Well, the performance is lacking an indefinable spark. This type of stripped-down, riff-oriented black metal needs to be played with complete reckless abandon, but AW sounds like their hearts aren't in it, or they're lacking confidence, or band cohesion. Something. Maybe they didn't rehearse enough, or maybe they just don't care. A hint of that kind of energy and attitude can be found in the intros to the two songs I mentioned above, but not anywhere else.
If they had the same problem on In the Shadow of a Thousand Suns, I didn't notice it. There's a good chance all the symphonic stuff covered it up. Hence, I think toning that down was a bad choice.
There are a couple other problems. The wolf howls are way overdone on the intro track, and there are a couple of awkward transitions. But those could have been forgiven if this wasn't such a phoned-in performance.
The Verdict: With excellent riff-writing, this could have been a fantastic album. But it's not, thanks to the performance. There's a good chance these songs could slay live, but on this recording, they don't.
originally written for http://fullmetalattorney.blogspot.com/
What a strange ride this Abigail Williams band has undertaken…the once and future darlings of Candlelight Records began life as a bothersome tick in the increasingly cluttered deathcore kids’ table, made all the more noticeable when they incorporated keyboards in a rather decent fashion. Fast forward a year or so and the group dissolved, only to rise from their ashes phoenix-like as a legit symphonic black metal act, shunning their early -core roots and blowing us all out of the water. “In the Shadow of a Thousand Suns” was a pretty decent album, showing that these fellas are TRULY able to write and perform good music (what the fuck took those guys so long???), and since then the tour circuit has seen them hit the stage ad nauseum for many, many months.
And since it’s been quite a while since they’d released any new material, let’s see if they still have those entertaining chops…
At first listen, it seems as though the second-album era Abigail is still there, but bogged down by a sensation of playing it safe and not letting the speed take full control, which can be both good (by way of the extra usage of ambient effects) and problematic (it doesn’t make for a truly entertaining listen). The vibe for this is more akin to an older scheme of black metal, as elements of older Gorgoroth, some “De Mysteriis…” era Mayhem, and slower, post-demo Emperor are delivered with that decidedly American crunch and venom. The blackened wares are still present, that’s for sure, and this is still a far better listen than their breakdown-crazy period, but does that mean it’s a complete, fantastic product? Well, yes and no…yes in that in this era of jag-off bands and half-baked albums, there can still exist a group that maintains a bit of the status quo that made the corpse painters so feared in their heyday, and no in that this new ABIGAIL WILLIAMS doesn’t sound like it’s even trying to create a true, cohesive album.
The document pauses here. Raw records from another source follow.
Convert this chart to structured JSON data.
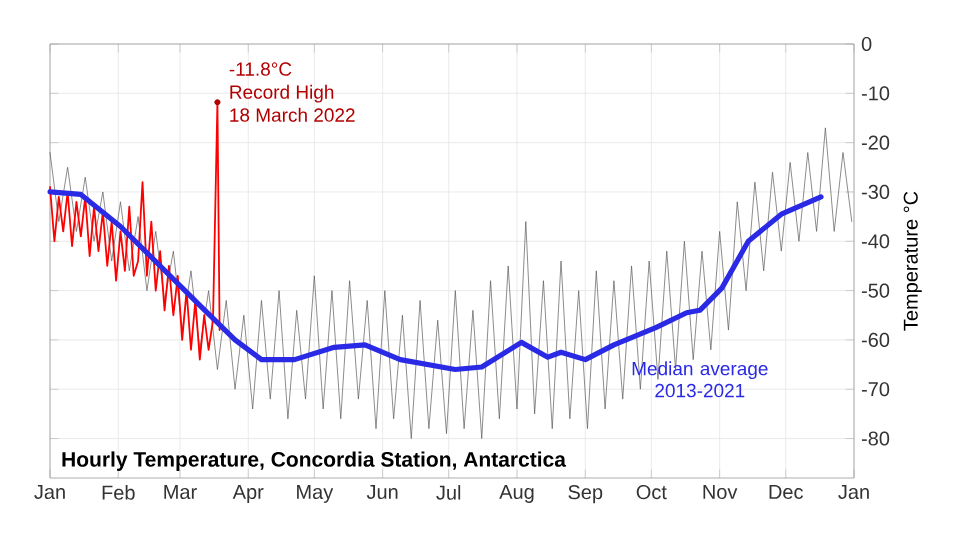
{
  "chart_data": {
    "type": "line",
    "title": "Hourly Temperature, Concordia Station, Antarctica",
    "ylabel": "Temperature °C",
    "xlim": [
      "2022-01-01",
      "2023-01-01"
    ],
    "ylim": [
      -88,
      0
    ],
    "grid": true,
    "xticks": [
      {
        "value": "2022-01-01",
        "label": "Jan"
      },
      {
        "value": "2022-02-01",
        "label": "Feb"
      },
      {
        "value": "2022-03-01",
        "label": "Mar"
      },
      {
        "value": "2022-04-01",
        "label": "Apr"
      },
      {
        "value": "2022-05-01",
        "label": "May"
      },
      {
        "value": "2022-06-01",
        "label": "Jun"
      },
      {
        "value": "2022-07-01",
        "label": "Jul"
      },
      {
        "value": "2022-08-01",
        "label": "Aug"
      },
      {
        "value": "2022-09-01",
        "label": "Sep"
      },
      {
        "value": "2022-10-01",
        "label": "Oct"
      },
      {
        "value": "2022-11-01",
        "label": "Nov"
      },
      {
        "value": "2022-12-01",
        "label": "Dec"
      },
      {
        "value": "2023-01-01",
        "label": "Jan"
      }
    ],
    "yticks": [
      0,
      -10,
      -20,
      -30,
      -40,
      -50,
      -60,
      -70,
      -80
    ],
    "series": [
      {
        "color": "#5a5a5a",
        "x": [
          "2022-01-01",
          "2022-01-05",
          "2022-01-09",
          "2022-01-13",
          "2022-01-17",
          "2022-01-21",
          "2022-01-25",
          "2022-01-29",
          "2022-02-02",
          "2022-02-06",
          "2022-02-10",
          "2022-02-14",
          "2022-02-18",
          "2022-02-22",
          "2022-02-26",
          "2022-03-02",
          "2022-03-06",
          "2022-03-10",
          "2022-03-14",
          "2022-03-18",
          "2022-03-22",
          "2022-03-26",
          "2022-03-30",
          "2022-04-03",
          "2022-04-07",
          "2022-04-11",
          "2022-04-15",
          "2022-04-19",
          "2022-04-23",
          "2022-04-27",
          "2022-05-01",
          "2022-05-05",
          "2022-05-09",
          "2022-05-13",
          "2022-05-17",
          "2022-05-21",
          "2022-05-25",
          "2022-05-29",
          "2022-06-02",
          "2022-06-06",
          "2022-06-10",
          "2022-06-14",
          "2022-06-18",
          "2022-06-22",
          "2022-06-26",
          "2022-06-30",
          "2022-07-04",
          "2022-07-08",
          "2022-07-12",
          "2022-07-16",
          "2022-07-20",
          "2022-07-24",
          "2022-07-28",
          "2022-08-01",
          "2022-08-05",
          "2022-08-09",
          "2022-08-13",
          "2022-08-17",
          "2022-08-21",
          "2022-08-25",
          "2022-08-29",
          "2022-09-02",
          "2022-09-06",
          "2022-09-10",
          "2022-09-14",
          "2022-09-18",
          "2022-09-22",
          "2022-09-26",
          "2022-09-30",
          "2022-10-04",
          "2022-10-08",
          "2022-10-12",
          "2022-10-16",
          "2022-10-20",
          "2022-10-24",
          "2022-10-28",
          "2022-11-01",
          "2022-11-05",
          "2022-11-09",
          "2022-11-13",
          "2022-11-17",
          "2022-11-21",
          "2022-11-25",
          "2022-11-29",
          "2022-12-03",
          "2022-12-07",
          "2022-12-11",
          "2022-12-15",
          "2022-12-19",
          "2022-12-23",
          "2022-12-27",
          "2022-12-31"
        ],
        "values": [
          -22,
          -36,
          -25,
          -38,
          -27,
          -40,
          -30,
          -44,
          -32,
          -46,
          -35,
          -50,
          -38,
          -52,
          -42,
          -58,
          -46,
          -62,
          -50,
          -66,
          -52,
          -70,
          -55,
          -74,
          -52,
          -72,
          -50,
          -76,
          -54,
          -72,
          -47,
          -74,
          -50,
          -76,
          -48,
          -72,
          -52,
          -78,
          -50,
          -76,
          -55,
          -80,
          -52,
          -78,
          -56,
          -79,
          -50,
          -78,
          -54,
          -80,
          -48,
          -76,
          -45,
          -74,
          -36,
          -75,
          -48,
          -78,
          -44,
          -76,
          -50,
          -78,
          -46,
          -74,
          -48,
          -72,
          -45,
          -70,
          -44,
          -68,
          -42,
          -66,
          -40,
          -64,
          -42,
          -62,
          -38,
          -58,
          -32,
          -50,
          -28,
          -46,
          -26,
          -42,
          -24,
          -40,
          -22,
          -38,
          -17,
          -38,
          -22,
          -36
        ]
      },
      {
        "color": "#ff0000",
        "x": [
          "2022-01-01",
          "2022-01-03",
          "2022-01-05",
          "2022-01-07",
          "2022-01-09",
          "2022-01-11",
          "2022-01-13",
          "2022-01-15",
          "2022-01-17",
          "2022-01-19",
          "2022-01-21",
          "2022-01-23",
          "2022-01-25",
          "2022-01-27",
          "2022-01-29",
          "2022-01-31",
          "2022-02-02",
          "2022-02-04",
          "2022-02-06",
          "2022-02-08",
          "2022-02-10",
          "2022-02-12",
          "2022-02-14",
          "2022-02-16",
          "2022-02-18",
          "2022-02-20",
          "2022-02-22",
          "2022-02-24",
          "2022-02-26",
          "2022-02-28",
          "2022-03-02",
          "2022-03-04",
          "2022-03-06",
          "2022-03-08",
          "2022-03-10",
          "2022-03-12",
          "2022-03-14",
          "2022-03-16",
          "2022-03-18",
          "2022-03-19"
        ],
        "values": [
          -29,
          -40,
          -31,
          -38,
          -30,
          -41,
          -32,
          -39,
          -31,
          -43,
          -33,
          -42,
          -34,
          -45,
          -36,
          -48,
          -38,
          -46,
          -33,
          -47,
          -44,
          -28,
          -47,
          -36,
          -50,
          -42,
          -54,
          -45,
          -55,
          -47,
          -60,
          -50,
          -62,
          -52,
          -64,
          -55,
          -62,
          -56,
          -11.8,
          -58
        ]
      },
      {
        "name": "Median average 2013-2021",
        "color": "#2a2ae6",
        "x": [
          "2022-01-01",
          "2022-01-15",
          "2022-02-02",
          "2022-02-20",
          "2022-03-10",
          "2022-03-26",
          "2022-04-07",
          "2022-04-22",
          "2022-05-10",
          "2022-05-24",
          "2022-06-09",
          "2022-07-04",
          "2022-07-16",
          "2022-08-03",
          "2022-08-15",
          "2022-08-21",
          "2022-09-01",
          "2022-09-14",
          "2022-10-03",
          "2022-10-17",
          "2022-10-23",
          "2022-11-02",
          "2022-11-14",
          "2022-11-29",
          "2022-12-17"
        ],
        "values": [
          -30,
          -30.5,
          -37,
          -45,
          -53,
          -60,
          -64,
          -64,
          -61.5,
          -61,
          -64,
          -66,
          -65.5,
          -60.5,
          -63.5,
          -62.5,
          -64,
          -61,
          -57.5,
          -54.5,
          -54,
          -49.5,
          -40,
          -34.5,
          -31
        ]
      }
    ],
    "annotations": [
      {
        "text": "-11.8°C",
        "x": "2022-03-18",
        "y": -11.8
      },
      "Record High",
      "18 March 2022"
    ]
  }
}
The songwriting is pretty much just par for the course, where the monstrous yet thin guitars, atmospheric keyboards, reigned in percussion abuse and high-pitched rasping are tight in their delivery and arrangements, but is offset by a somewhat schizophrenic approach that bogs everything down to the point of tedium. Good riffs and moments abound, that’s for sure, but it seems every other riff and minute the band descends into moments of dullness and mediocrity, forcing the listener to either skip the given song altogether or skip ahead to see if anything else comes along to compensate for the doldrums that were the musical toast of the town for the past few minutes. Sometimes it happens, as in “The Mysteries That Bind the Flesh” and “In Death Comes the Great Silence”, but sometimes it doesn’t like “Hope the Great Betrayal” and “Infernal Divide”, so it really depends in the end.
For what it’s worth Abigail Williams delivers a mixed bag of fancy ideas and filler material that don’t gel into proper fruition as much as I’m sure they would’ve liked. I may come back to this time and again just for kicks, but I really doubt you’d see me wearing an Abigail… shirt. Yellow light; proceed with caution.